Why can anyone be confident that this is true? Well first, go back and look at the rest of the predictions on Armstrong’s slide from 1998. Second, it’s already starting to happen. Greece, Argentina, Puerto Rico–the dominoes are starting to fall. Japan is a financial basket case, there is no way they can repay their debts, and they have the second largest pile of government debt on the planet. The whole world has gone wild for debt!

Which brings us to a third “cycle of interest’ for 2015. What else floats on a sea of debt? Real estate prices! This cycle was described before here:

As examples, due to his real estate cycle work for the US, he was telling clients–in the 1990’s to give them ample time to act–to be out of all US real estate investments by February, 2007; that real estate prices would then fall from 2007 into 2012, then rise into 2015 in a snapback rally that would sucker a lot of people back into real estate, and then fall again through 2033.

Well here we are in the snapback real estate rally into 2015. So many have forgotten the 9 million US foreclosures and the 7 million US households that are still “under water” on their mortgages. All the signs of a bubble are back, though now some are already starting to dissipate as real estate prices in some of the bubbliest areas roll over:

     Southern California home sale volume for January slowest since 2008: The stalemate accelerates with Orange County seeing a monthly median price drop of $28,500.

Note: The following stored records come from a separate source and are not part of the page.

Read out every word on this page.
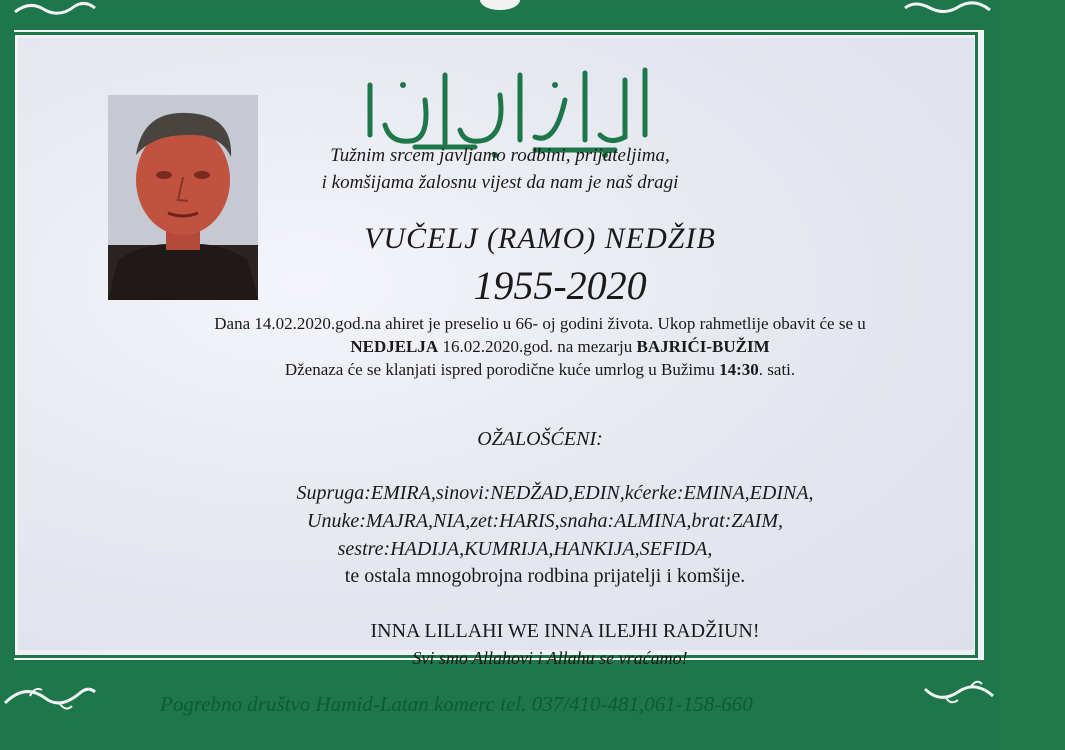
Tužnim srcem javljamo rodbini, prijateljima,
i komšijama žalosnu vijest da nam je naš dragi
VUČELJ (RAMO) NEDŽIB
1955-2020
Dana 14.02.2020.god.na ahiret je preselio u 66- oj godini života. Ukop rahmetlije obavit će se u
NEDJELJA 16.02.2020.god. na mezarju BAJRIĆI-BUŽIM
Dženaza će se klanjati ispred porodične kuće umrlog u Bužimu 14:30. sati.
OŽALOŠĆENI:
Supruga:EMIRA,sinovi:NEDŽAD,EDIN,kćerke:EMINA,EDINA,
Unuke:MAJRA,NIA,zet:HARIS,snaha:ALMINA,brat:ZAIM,
sestre:HADIJA,KUMRIJA,HANKIJA,SEFIDA,
te ostala mnogobrojna rodbina prijatelji i komšije.
INNA LILLAHI WE INNA ILEJHI RADŽIUN!
Svi smo Allahovi i Allahu se vraćamo!
Pogrebno društvo Hamid-Latan komerc tel. 037/410-481,061-158-660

The bubble is stronger than ever in countries like Canada, Australia, and the UK. Unless people request it by sending me e-mails saying they want it, I’m not going to do a detailed post on real estate. I doubt it will change anyone’s mind, so it probably isn’t worth it. But when the biggest debt bubble the world–and perhaps the galaxy–has ever known pops, and governments are falling left and right, real estate prices will be hammered. And those falling governments will be desperately raising property taxes to try to stay afloat.

And anyone who agrees with people who say that “debt doesn’t matter,” like Dick Cheney from the right or Paul Krugman from the left, is going to get quite an education over the next few years. Actually, we all will. Which is good, in my view. Humanity badly needs to understand which actions have real value and which do not.